When running NXLog Agent in EC2 instances, it may be helpful to include the current instance ID in the collected logs. For more information about retrieving EC2 instance metadata and adding it to event data, see the Amazon Web Services section of the Cloud Instance Metadata chapter.
Amazon Simple Storage Service (S3)
Amazon S3 is a high-availability, low-latency storage service offered by Amazon.
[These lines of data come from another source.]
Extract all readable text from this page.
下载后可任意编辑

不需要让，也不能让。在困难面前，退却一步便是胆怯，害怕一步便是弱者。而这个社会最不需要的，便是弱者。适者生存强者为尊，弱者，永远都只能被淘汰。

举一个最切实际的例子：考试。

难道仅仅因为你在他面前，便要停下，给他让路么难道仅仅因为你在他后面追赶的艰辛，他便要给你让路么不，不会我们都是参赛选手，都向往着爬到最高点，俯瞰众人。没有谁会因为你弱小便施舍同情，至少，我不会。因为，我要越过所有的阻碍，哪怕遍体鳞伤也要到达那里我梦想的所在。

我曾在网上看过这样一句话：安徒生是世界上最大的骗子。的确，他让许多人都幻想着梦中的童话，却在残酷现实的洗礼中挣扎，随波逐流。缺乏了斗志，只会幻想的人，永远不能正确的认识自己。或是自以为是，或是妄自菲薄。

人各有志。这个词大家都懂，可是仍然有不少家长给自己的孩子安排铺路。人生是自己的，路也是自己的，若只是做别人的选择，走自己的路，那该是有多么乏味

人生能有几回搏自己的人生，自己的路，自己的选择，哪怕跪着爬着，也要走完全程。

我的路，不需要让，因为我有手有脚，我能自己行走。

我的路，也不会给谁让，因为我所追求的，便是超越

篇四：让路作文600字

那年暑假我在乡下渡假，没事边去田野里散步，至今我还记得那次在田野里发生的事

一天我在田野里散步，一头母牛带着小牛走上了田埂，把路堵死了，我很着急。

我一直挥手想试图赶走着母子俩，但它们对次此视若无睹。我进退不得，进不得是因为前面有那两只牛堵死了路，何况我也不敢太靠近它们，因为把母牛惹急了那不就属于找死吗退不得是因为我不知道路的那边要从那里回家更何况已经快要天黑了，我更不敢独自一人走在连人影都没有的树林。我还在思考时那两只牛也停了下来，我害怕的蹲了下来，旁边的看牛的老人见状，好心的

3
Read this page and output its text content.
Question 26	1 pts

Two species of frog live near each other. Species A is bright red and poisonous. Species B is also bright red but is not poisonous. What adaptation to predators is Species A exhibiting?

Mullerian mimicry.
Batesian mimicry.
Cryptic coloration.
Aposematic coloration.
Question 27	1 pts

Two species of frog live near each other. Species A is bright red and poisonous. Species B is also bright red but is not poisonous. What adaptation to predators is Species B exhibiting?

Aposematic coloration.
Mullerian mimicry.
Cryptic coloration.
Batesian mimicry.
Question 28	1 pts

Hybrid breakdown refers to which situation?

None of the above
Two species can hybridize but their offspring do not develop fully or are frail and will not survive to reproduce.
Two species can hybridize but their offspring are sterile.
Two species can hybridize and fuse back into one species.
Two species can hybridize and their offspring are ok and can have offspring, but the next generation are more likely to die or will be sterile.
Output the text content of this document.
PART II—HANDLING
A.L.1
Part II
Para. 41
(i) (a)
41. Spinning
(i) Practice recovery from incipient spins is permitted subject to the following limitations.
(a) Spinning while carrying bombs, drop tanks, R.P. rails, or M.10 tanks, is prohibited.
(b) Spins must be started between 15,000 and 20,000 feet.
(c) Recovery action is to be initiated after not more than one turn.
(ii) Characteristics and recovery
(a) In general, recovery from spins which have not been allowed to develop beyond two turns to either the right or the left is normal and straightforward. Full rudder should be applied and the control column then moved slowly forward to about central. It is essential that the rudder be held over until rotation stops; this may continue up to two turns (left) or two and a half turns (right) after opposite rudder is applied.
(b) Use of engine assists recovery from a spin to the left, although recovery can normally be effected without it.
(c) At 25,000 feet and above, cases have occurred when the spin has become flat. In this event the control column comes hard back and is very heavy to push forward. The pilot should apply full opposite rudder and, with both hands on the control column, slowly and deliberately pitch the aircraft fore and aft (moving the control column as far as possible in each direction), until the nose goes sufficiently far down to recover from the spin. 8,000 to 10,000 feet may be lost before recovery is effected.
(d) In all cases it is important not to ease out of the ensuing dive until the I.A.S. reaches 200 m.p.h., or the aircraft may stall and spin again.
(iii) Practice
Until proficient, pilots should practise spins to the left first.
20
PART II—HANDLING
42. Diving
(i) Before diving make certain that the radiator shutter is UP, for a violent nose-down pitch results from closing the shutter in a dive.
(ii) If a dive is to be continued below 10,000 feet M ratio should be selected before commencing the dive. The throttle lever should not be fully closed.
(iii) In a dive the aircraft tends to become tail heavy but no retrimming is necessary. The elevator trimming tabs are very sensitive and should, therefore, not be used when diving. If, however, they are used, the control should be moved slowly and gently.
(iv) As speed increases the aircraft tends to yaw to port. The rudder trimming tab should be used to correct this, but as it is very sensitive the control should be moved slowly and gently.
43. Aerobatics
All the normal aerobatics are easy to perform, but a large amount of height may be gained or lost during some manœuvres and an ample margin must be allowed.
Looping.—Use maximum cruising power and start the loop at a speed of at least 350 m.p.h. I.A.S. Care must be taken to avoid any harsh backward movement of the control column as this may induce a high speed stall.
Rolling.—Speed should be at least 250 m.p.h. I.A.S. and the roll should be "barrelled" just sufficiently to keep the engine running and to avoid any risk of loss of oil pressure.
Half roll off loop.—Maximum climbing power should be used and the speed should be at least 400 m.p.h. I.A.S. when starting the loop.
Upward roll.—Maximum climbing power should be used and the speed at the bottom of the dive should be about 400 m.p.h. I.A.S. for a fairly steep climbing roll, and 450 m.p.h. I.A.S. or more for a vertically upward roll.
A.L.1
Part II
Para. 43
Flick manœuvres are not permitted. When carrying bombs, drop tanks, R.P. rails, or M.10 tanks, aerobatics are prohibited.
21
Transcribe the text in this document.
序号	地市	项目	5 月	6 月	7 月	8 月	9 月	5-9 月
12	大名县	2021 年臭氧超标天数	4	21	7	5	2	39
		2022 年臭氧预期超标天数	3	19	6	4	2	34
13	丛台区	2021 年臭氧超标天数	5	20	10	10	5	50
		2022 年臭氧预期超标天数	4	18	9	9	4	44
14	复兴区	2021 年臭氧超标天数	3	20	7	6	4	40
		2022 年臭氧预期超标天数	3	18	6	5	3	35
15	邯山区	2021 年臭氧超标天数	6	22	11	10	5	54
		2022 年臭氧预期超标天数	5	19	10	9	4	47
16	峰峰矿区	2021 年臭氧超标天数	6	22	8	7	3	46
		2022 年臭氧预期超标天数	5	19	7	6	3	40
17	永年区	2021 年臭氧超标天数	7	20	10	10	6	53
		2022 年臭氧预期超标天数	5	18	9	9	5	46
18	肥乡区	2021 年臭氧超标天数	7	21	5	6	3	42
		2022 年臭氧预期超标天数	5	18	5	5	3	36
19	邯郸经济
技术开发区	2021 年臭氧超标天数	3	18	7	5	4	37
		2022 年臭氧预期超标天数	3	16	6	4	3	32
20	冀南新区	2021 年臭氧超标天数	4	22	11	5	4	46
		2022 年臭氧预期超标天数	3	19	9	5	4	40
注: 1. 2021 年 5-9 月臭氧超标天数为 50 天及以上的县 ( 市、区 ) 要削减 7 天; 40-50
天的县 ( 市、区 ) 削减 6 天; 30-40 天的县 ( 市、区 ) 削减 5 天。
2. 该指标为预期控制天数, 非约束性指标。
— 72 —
For more information, see the AWS Amazon S3 Overview.
Prerequisites
-
Create an IAM user in your AWS account and configure it as follows:
-
Select Access key - Programmatic access for AWS access type.
-
Select Attach existing policies directly for permissions and choose the AmazonS3FullAccess policy.
-
In the final step, take note of the Access key ID and Secret access key. Note that these credentials are only displayed once; if you lose them, you will need to generate new credentials.
-
-
Create a bucket if you are forwarding logs to Amazon S3.
Collecting logs from Amazon S3
This configuration uses the im_amazons3 input module to read logs from an Amazon S3 bucket. It expects log records in JSON format. It then converts the data back to JSON using the to_json() procedure, which enriches log records with the NXLog Agent core fields.
<Extension json>
Module xm_json
</Extension>
<Input s3_weblogs>
Module im_amazons3
Region eu-north-1
Bucket MYBUCKET
Server SRV01
InputType json (1)
AccessKey <YOUR_ACCESS_KEY> (2)
SecretKey <YOUR_SECRET_KEY> (3)
</Input>
<Output file>
Module om_file
File '/tmp/weblogs'
Exec to_json();
</Output>
1 | Sets the InputType directive to the xm_json module instance name to automatically parse log records into structured data. |
2 | The AccessKey directive specifies the AWS public access key ID. |
3 | The SecretKey directive specifies the AWS secret access key. |
{
"id": 101,
"EventTime": "2022-04-11 20:23:27",
"URL": "https://www.example.com",
"Title": "Example Domain",
"Hostname": "PC1",
"User": "jdoe"
}
{
"EventReceivedTime": "2022-04-11T20:37:27.525134+02:00",
"SourceModuleName": "s3_weblogs",
"SourceModuleType": "im_amazons3",
"id": 101,
"EventTime": "2022-04-11T20:23:27.000000+02:00",
"URL": "https://www.example.com",
"Title": "Example Domain",
"Hostname": "PC1",
"User": "jdoe"
}
Sending logs to Amazon S3
See AWS S3 buckets, objects, keys, and structure for information on the schema that NXLog Agent creates to store logs.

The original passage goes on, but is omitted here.